Dignitaries from around the world will gather in South Africa today to bid a final farewell to Nelson Mandela at his state funeral.
The Prince of Wales will join some 4,000 people expected to attend the service for South Africa's first black president, along with Mr Mandela's family members, African leaders and several heads of state.
It marks the end of a week of m emorial events for the anti-apartheid hero which have attracted thousands of South Africans and world leaders.
Charles is expected to arrive with the British High Commissioner Judith Macgregor at the service in Qunu, the remote village where the Mr Mandela grew up.
Prominent US civil rights activist Reverend Jessie Jackson is also thought to be attending.
The Prince is representing the Queen after Buckingham Palace confirmed that the 87-year-old monarch would not make the journey to South Africa for the ceremonies to mark Mr Mandela's death.
After the former statesman's death last week, Charles described Mr Mandela as the "embodiment of courage and reconciliation" and said his passing had left "an immense void" in the lives of everyone who had been affected by his fight for justice and freedom.
The South African and Union flags are being flown at half-mast above 10 Downing Street today to mark the ceremony.
Mr Mandela's body arrived in Qunu in the Eastern Cape region of South Africa yesterday as large numbers of people lined the roads to pay their respects as the cortege passed by.
His coffin, draped in the country's national flag, had earlier been carried from a farewell service in Pretoria and onto a military plane, escorted by two fighter jets.
Preparations for Mr Mandela's funeral have been marred by a public spat between the South African government and retired archbishop Desmond Tutu, one of the most prominent survivors in the long anti-apartheid struggle.
Mr Tutu, a Nobel laureate who has strongly criticised the current government, will attend after earlier saying he would not, despite wanting to pay respects to his long-time friend.
He had said he was not invited - an apparent snub that the South African government vehemently denies.
Mr Tutu, 82, said he had cancelled his plans to fly to the Eastern Cape to attend the funeral after receiving no indication that his name was on the guest list or accreditation list.
However, Mac Maharaj, a spokesman for the South African presidency, said Mr Tutu was on the guest list and he hoped a solution would be found that allowed Mr Tutu to attend.

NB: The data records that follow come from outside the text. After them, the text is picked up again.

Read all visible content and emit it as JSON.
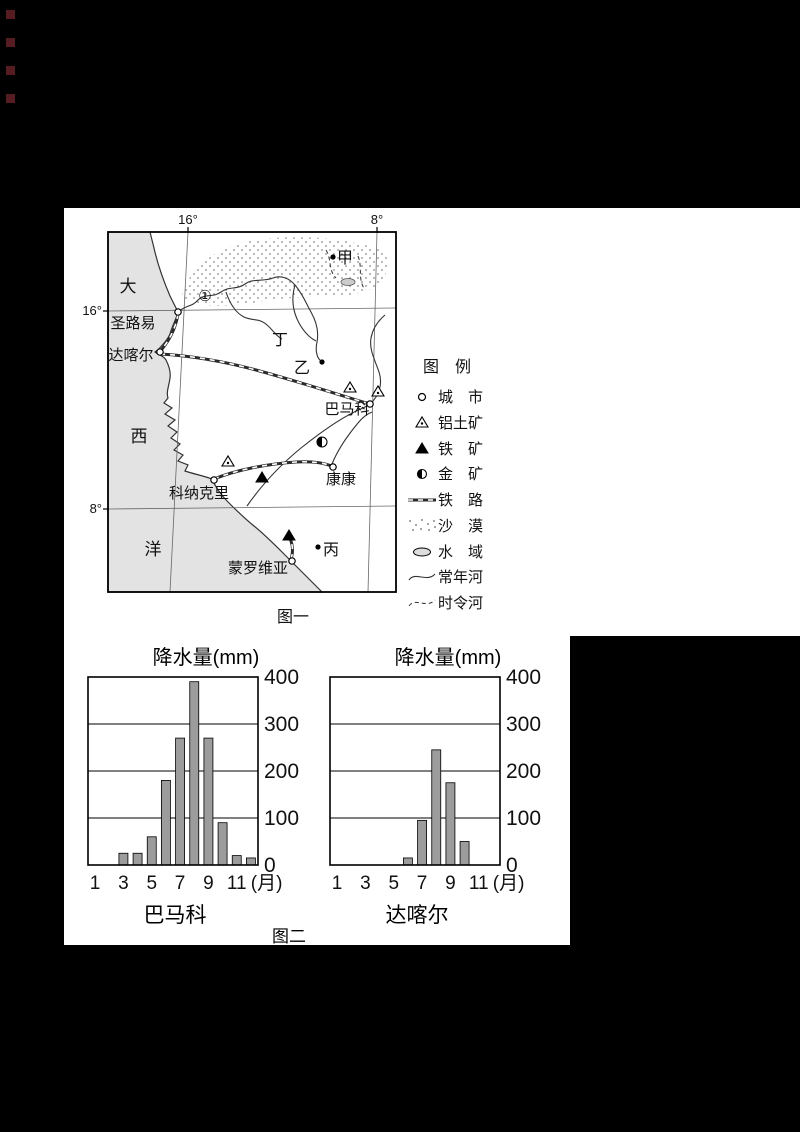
{
  "figure1": {
    "caption": "图一",
    "map": {
      "ocean_name_chars": [
        "大",
        "西",
        "洋"
      ],
      "top_lon_labels": [
        "16°",
        "8°"
      ],
      "left_lat_labels": [
        "16°",
        "8°"
      ],
      "marker_1": "①",
      "point_labels": {
        "jia": "甲",
        "yi": "乙",
        "bing": "丙",
        "ding": "丁"
      },
      "cities": {
        "saint_louis": "圣路易",
        "dakar": "达喀尔",
        "bamako": "巴马科",
        "kankan": "康康",
        "conakry": "科纳克里",
        "monrovia": "蒙罗维亚"
      }
    },
    "legend": {
      "title": "图　例",
      "items": [
        {
          "symbol": "city-icon",
          "label": "城　市"
        },
        {
          "symbol": "bauxite-icon",
          "label": "铝土矿"
        },
        {
          "symbol": "iron-ore-icon",
          "label": "铁　矿"
        },
        {
          "symbol": "gold-ore-icon",
          "label": "金　矿"
        },
        {
          "symbol": "railway-icon",
          "label": "铁　路"
        },
        {
          "symbol": "desert-icon",
          "label": "沙　漠"
        },
        {
          "symbol": "water-icon",
          "label": "水　域"
        },
        {
          "symbol": "perennial-river-icon",
          "label": "常年河"
        },
        {
          "symbol": "seasonal-river-icon",
          "label": "时令河"
        }
      ]
    }
  },
  "figure2": {
    "caption": "图二"
  },
  "chart_data": [
    {
      "type": "bar",
      "title": "降水量(mm)",
      "city": "巴马科",
      "x": [
        1,
        2,
        3,
        4,
        5,
        6,
        7,
        8,
        9,
        10,
        11,
        12
      ],
      "values": [
        0,
        0,
        25,
        25,
        60,
        180,
        270,
        390,
        270,
        90,
        20,
        15
      ],
      "xticks": [
        1,
        3,
        5,
        7,
        9,
        11
      ],
      "x_unit": "(月)",
      "yticks": [
        0,
        100,
        200,
        300,
        400
      ],
      "ylim": [
        0,
        400
      ],
      "grid": true,
      "legend_position": "none",
      "y_axis_side": "right",
      "bar_color": "#9c9c9c"
    },
    {
      "type": "bar",
      "title": "降水量(mm)",
      "city": "达喀尔",
      "x": [
        1,
        2,
        3,
        4,
        5,
        6,
        7,
        8,
        9,
        10,
        11,
        12
      ],
      "values": [
        0,
        0,
        0,
        0,
        0,
        15,
        95,
        245,
        175,
        50,
        0,
        0
      ],
      "xticks": [
        1,
        3,
        5,
        7,
        9,
        11
      ],
      "x_unit": "(月)",
      "yticks": [
        0,
        100,
        200,
        300,
        400
      ],
      "ylim": [
        0,
        400
      ],
      "grid": true,
      "legend_position": "none",
      "y_axis_side": "right",
      "bar_color": "#9c9c9c"
    }
  ]
}
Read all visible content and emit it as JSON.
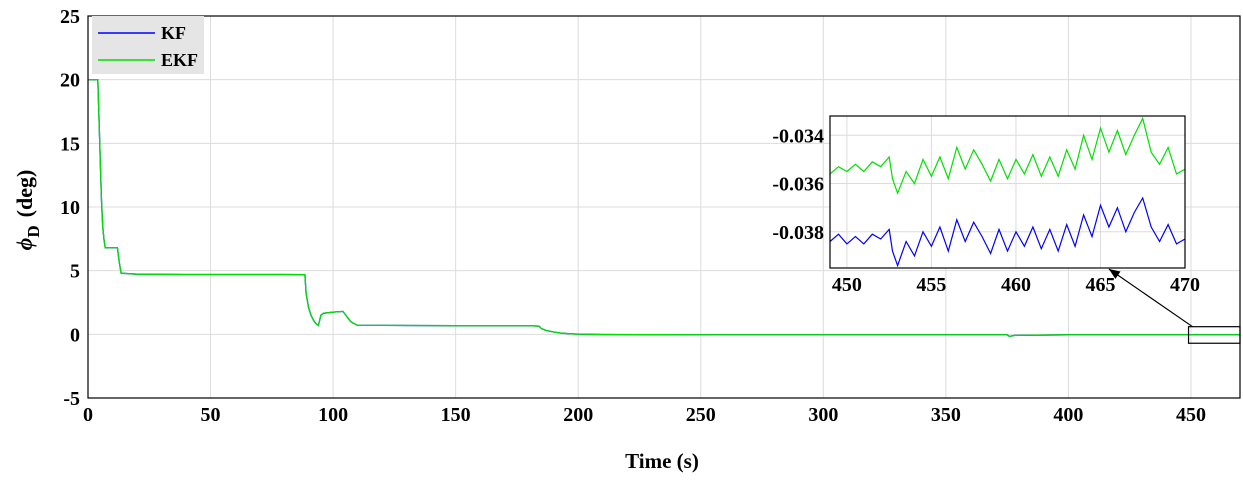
{
  "chart_data": [
    {
      "type": "line",
      "xlabel": "Time (s)",
      "ylabel": "ϕ",
      "ylabel_sub": "D",
      "ylabel_unit": "(deg)",
      "xlim": [
        0,
        470
      ],
      "ylim": [
        -5,
        25
      ],
      "xticks": [
        0,
        50,
        100,
        150,
        200,
        250,
        300,
        350,
        400,
        450
      ],
      "yticks": [
        -5,
        0,
        5,
        10,
        15,
        20,
        25
      ],
      "grid": true,
      "legend_position": "top-left",
      "series": [
        {
          "name": "KF",
          "color": "#0000ff",
          "x": [
            0,
            4,
            4.5,
            5,
            5.5,
            6,
            6.5,
            7,
            8,
            12,
            12.8,
            13.5,
            20,
            40,
            60,
            80,
            88.5,
            89,
            90,
            91,
            92,
            93,
            94,
            95,
            96,
            100,
            104,
            105,
            106,
            107,
            108,
            109,
            110,
            120,
            150,
            180,
            184,
            185,
            187,
            190,
            193,
            196,
            200,
            210,
            230,
            260,
            300,
            350,
            375,
            376,
            378,
            400,
            430,
            450,
            470
          ],
          "y": [
            20,
            20,
            17,
            13.5,
            10.5,
            8.5,
            7.5,
            6.8,
            6.8,
            6.8,
            5.6,
            4.8,
            4.72,
            4.7,
            4.7,
            4.7,
            4.68,
            3.2,
            2.1,
            1.5,
            1.1,
            0.85,
            0.7,
            1.5,
            1.65,
            1.75,
            1.8,
            1.55,
            1.3,
            1.05,
            0.9,
            0.8,
            0.7,
            0.7,
            0.68,
            0.68,
            0.65,
            0.45,
            0.3,
            0.18,
            0.1,
            0.05,
            0.02,
            -0.01,
            -0.03,
            -0.04,
            -0.04,
            -0.04,
            -0.04,
            -0.16,
            -0.08,
            -0.04,
            -0.04,
            -0.038,
            -0.038
          ]
        },
        {
          "name": "EKF",
          "color": "#00e000",
          "x": [
            0,
            4,
            4.5,
            5,
            5.5,
            6,
            6.5,
            7,
            8,
            12,
            12.8,
            13.5,
            20,
            40,
            60,
            80,
            88.5,
            89,
            90,
            91,
            92,
            93,
            94,
            95,
            96,
            100,
            104,
            105,
            106,
            107,
            108,
            109,
            110,
            120,
            150,
            180,
            184,
            185,
            187,
            190,
            193,
            196,
            200,
            210,
            230,
            260,
            300,
            350,
            375,
            376,
            378,
            400,
            430,
            450,
            470
          ],
          "y": [
            20,
            20,
            17,
            13.5,
            10.5,
            8.5,
            7.5,
            6.8,
            6.8,
            6.8,
            5.6,
            4.8,
            4.72,
            4.7,
            4.7,
            4.7,
            4.68,
            3.2,
            2.1,
            1.5,
            1.1,
            0.85,
            0.7,
            1.5,
            1.65,
            1.75,
            1.8,
            1.55,
            1.3,
            1.05,
            0.9,
            0.8,
            0.7,
            0.7,
            0.68,
            0.68,
            0.65,
            0.45,
            0.3,
            0.18,
            0.1,
            0.05,
            0.02,
            -0.01,
            -0.03,
            -0.04,
            -0.04,
            -0.04,
            -0.04,
            -0.16,
            -0.08,
            -0.04,
            -0.04,
            -0.035,
            -0.035
          ]
        }
      ]
    },
    {
      "type": "line",
      "role": "inset",
      "xlim": [
        449,
        470
      ],
      "ylim": [
        -0.0395,
        -0.0332
      ],
      "xticks": [
        450,
        455,
        460,
        465,
        470
      ],
      "yticks": [
        -0.038,
        -0.036,
        -0.034
      ],
      "ytick_labels": [
        "-0.038",
        "-0.036",
        "-0.034"
      ],
      "grid": true,
      "zoom_box_x": [
        449,
        470
      ],
      "zoom_box_y": [
        -0.7,
        0.6
      ],
      "series": [
        {
          "name": "KF",
          "color": "#0000ff",
          "x": [
            449,
            449.5,
            450,
            450.5,
            451,
            451.5,
            452,
            452.5,
            452.7,
            453,
            453.5,
            454,
            454.5,
            455,
            455.5,
            456,
            456.5,
            457,
            457.5,
            458,
            458.5,
            459,
            459.5,
            460,
            460.5,
            461,
            461.5,
            462,
            462.5,
            463,
            463.5,
            464,
            464.5,
            465,
            465.5,
            466,
            466.5,
            467,
            467.5,
            468,
            468.5,
            469,
            469.5,
            470
          ],
          "y": [
            -0.0384,
            -0.0381,
            -0.0385,
            -0.0382,
            -0.0385,
            -0.0381,
            -0.0383,
            -0.0379,
            -0.0388,
            -0.0394,
            -0.0384,
            -0.039,
            -0.038,
            -0.0386,
            -0.0378,
            -0.0388,
            -0.0375,
            -0.0384,
            -0.0376,
            -0.0382,
            -0.0389,
            -0.0379,
            -0.0388,
            -0.038,
            -0.0386,
            -0.0378,
            -0.0387,
            -0.0379,
            -0.0388,
            -0.0377,
            -0.0386,
            -0.0373,
            -0.0382,
            -0.0369,
            -0.0378,
            -0.037,
            -0.038,
            -0.0372,
            -0.0366,
            -0.0378,
            -0.0384,
            -0.0377,
            -0.0385,
            -0.0383
          ]
        },
        {
          "name": "EKF",
          "color": "#00e000",
          "x": [
            449,
            449.5,
            450,
            450.5,
            451,
            451.5,
            452,
            452.5,
            452.7,
            453,
            453.5,
            454,
            454.5,
            455,
            455.5,
            456,
            456.5,
            457,
            457.5,
            458,
            458.5,
            459,
            459.5,
            460,
            460.5,
            461,
            461.5,
            462,
            462.5,
            463,
            463.5,
            464,
            464.5,
            465,
            465.5,
            466,
            466.5,
            467,
            467.5,
            468,
            468.5,
            469,
            469.5,
            470
          ],
          "y": [
            -0.0356,
            -0.0353,
            -0.0355,
            -0.0352,
            -0.0355,
            -0.0351,
            -0.0353,
            -0.0349,
            -0.0358,
            -0.0364,
            -0.0355,
            -0.036,
            -0.035,
            -0.0357,
            -0.0349,
            -0.0358,
            -0.0345,
            -0.0354,
            -0.0346,
            -0.0352,
            -0.0359,
            -0.035,
            -0.0358,
            -0.035,
            -0.0356,
            -0.0348,
            -0.0357,
            -0.0349,
            -0.0357,
            -0.0346,
            -0.0354,
            -0.034,
            -0.035,
            -0.0337,
            -0.0347,
            -0.0338,
            -0.0348,
            -0.034,
            -0.0333,
            -0.0347,
            -0.0352,
            -0.0345,
            -0.0356,
            -0.0354
          ]
        }
      ]
    }
  ]
}
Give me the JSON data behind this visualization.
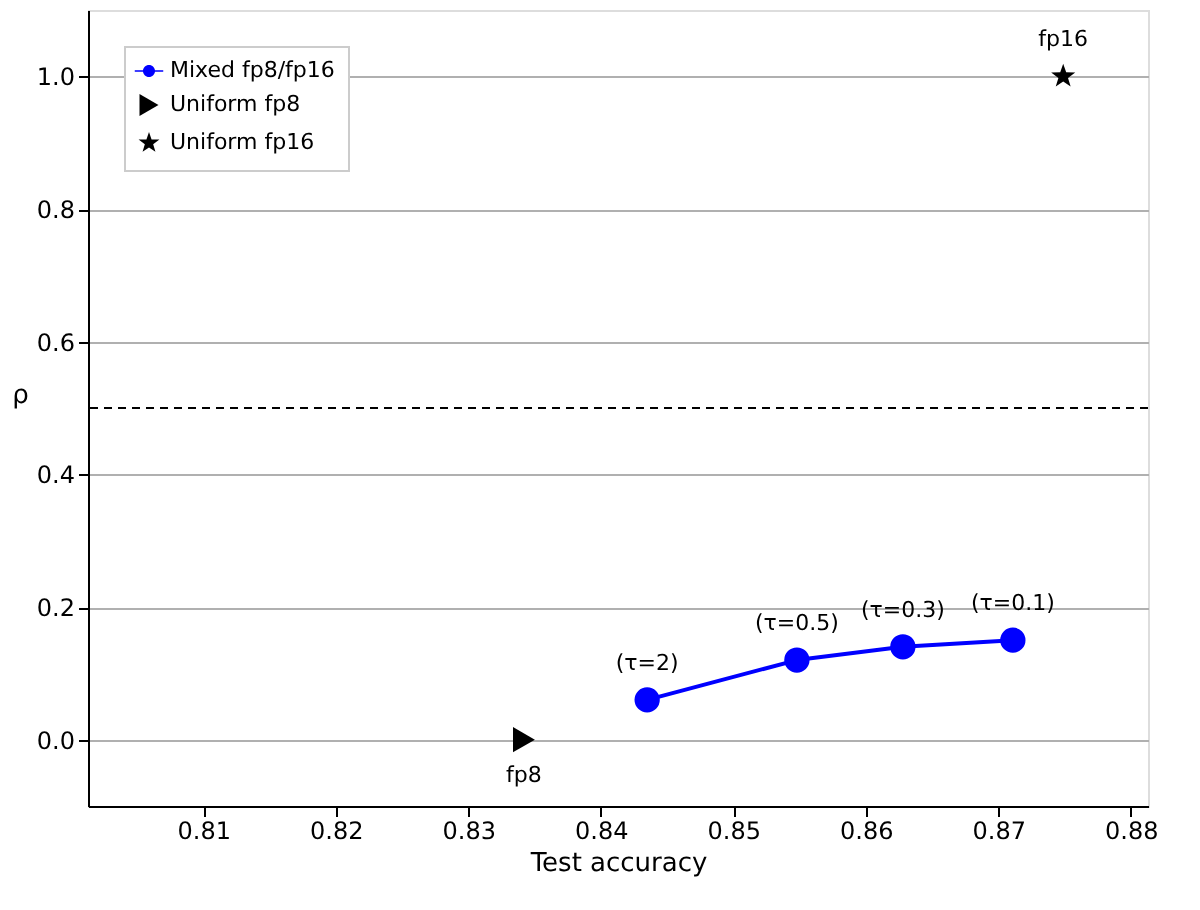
{
  "chart_data": {
    "type": "line",
    "xlabel": "Test accuracy",
    "ylabel": "ρ",
    "xlim": [
      0.8013,
      0.8813
    ],
    "ylim": [
      -0.1,
      1.1
    ],
    "xticks": [
      0.81,
      0.82,
      0.83,
      0.84,
      0.85,
      0.86,
      0.87,
      0.88
    ],
    "yticks": [
      {
        "value": 0,
        "label": "0.0"
      },
      {
        "value": 0.2,
        "label": "0.2"
      },
      {
        "value": 0.4,
        "label": "0.4"
      },
      {
        "value": 0.6,
        "label": "0.6"
      },
      {
        "value": 0.8,
        "label": "0.8"
      },
      {
        "value": 1,
        "label": "1.0"
      }
    ],
    "grid": "y",
    "legend": "top left",
    "series": [
      {
        "name": "Mixed fp8/fp16",
        "marker": "circle",
        "color": "#0000ff",
        "x": [
          0.8435,
          0.8548,
          0.8628,
          0.8711
        ],
        "values": [
          0.06,
          0.12,
          0.14,
          0.15
        ]
      },
      {
        "name": "Uniform fp8",
        "type": "scatter",
        "marker": "triangle",
        "color": "#000000",
        "x": [
          0.8342
        ],
        "values": [
          0.0
        ]
      },
      {
        "name": "Uniform fp16",
        "type": "scatter",
        "marker": "star",
        "color": "#000000",
        "x": [
          0.8749
        ],
        "values": [
          1.0
        ]
      }
    ],
    "ref_lines": [
      {
        "axis": "y",
        "value": 0.5,
        "color": "#000000",
        "line_style": "dashed"
      }
    ],
    "annotations": [
      {
        "text": "(τ=2)",
        "x": 0.8435,
        "y": 0.06
      },
      {
        "text": "(τ=0.5)",
        "x": 0.8548,
        "y": 0.12
      },
      {
        "text": "(τ=0.3)",
        "x": 0.8628,
        "y": 0.14
      },
      {
        "text": "(τ=0.1)",
        "x": 0.8711,
        "y": 0.15
      },
      {
        "text": "fp8",
        "x": 0.8342,
        "y": 0.0
      },
      {
        "text": "fp16",
        "x": 0.8749,
        "y": 1.0
      }
    ]
  }
}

Later, the retired archbishop's Desmond and Leah Tutu Legacy Foundation posted on social media: "Archbishop Emeritus Desmond Tutu will be travelling to Qunu early tomorrow to attend Tata's funeral."
At least 100,000 people saw Mr Mandela's body lying in state in Pretoria over three days this week, but some had to be turned away.
The 95-year-old former leader, who was imprisoned for 27 years for opposing apartheid before emerging in 1990 to forge a new democratic South Africa, died on December 5.